Yesterday was spent in Waterworld. Driving along levees beside which marched rows of willows ripe for the pollard. Past mills and dykes and marshes and boatyards. On the ordnance survey the language is uber aqueous: Commissioners Dyke, Turf Fen and Swim Coots.
Reach for a map and see between Norwich and Caistor on Sea a patchwork of water lines and sluices. Embedded in these are a series of tidal lakes created by hand cutting of peat. This was done centuries ago to provide turves to fuel industry. The sea water has trickled into the pits to make a necklace of waterways and marshland.
This watery place is called the Norfolk Broads – a pretty famous destination for a boating holiday. Norfolk fills up the rounded swell of England, due north of London. The coastland swirls round the corner into the Wash - the bit that looks as if a giant dog has helped itself to a bite. And below this and to the East you will find loads of broads – Hickling, Barton and South Walsham amongst others. All begirt with reed beds and home to that seriously shy bird, the bittern.
The morning was spent with Louise, manager of Fairhaven Gardens. Fairhaven is a Trust and its garden is wrapped round the south shore of the South Walsham Broad. I learnt a little of how fine a balance there is to keeping a broad alive. If that sounds a bit peculiar, just let me tell you that the water has to be kept moving; stretches of water cannot be allowed to silt up. Left alone, water will become eutrophic and over-rich with nitrogen. A silted dyke will soon lead to flood waters spilling out into the marshes and beyond.
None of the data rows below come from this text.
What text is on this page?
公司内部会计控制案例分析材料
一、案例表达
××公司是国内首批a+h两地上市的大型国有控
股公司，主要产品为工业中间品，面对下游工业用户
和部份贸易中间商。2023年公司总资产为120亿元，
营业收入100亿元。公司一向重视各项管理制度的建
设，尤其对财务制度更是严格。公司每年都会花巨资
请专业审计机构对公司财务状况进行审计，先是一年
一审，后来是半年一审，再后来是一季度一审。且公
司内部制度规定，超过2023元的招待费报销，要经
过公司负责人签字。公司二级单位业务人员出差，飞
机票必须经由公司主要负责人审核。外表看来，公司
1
And so the winter months at Fairhaven are spent in hand clearing the 4 mile stretches of ditches and channels. Trees, particularly alders, drop leaf litter, or limbs and the succession or colonisation of water by organic mass begins. The intervention of man is vital. What the Trust is doing, along with a goodly list of other important things, is to keep the balance between man and nature. I love that symbiosis.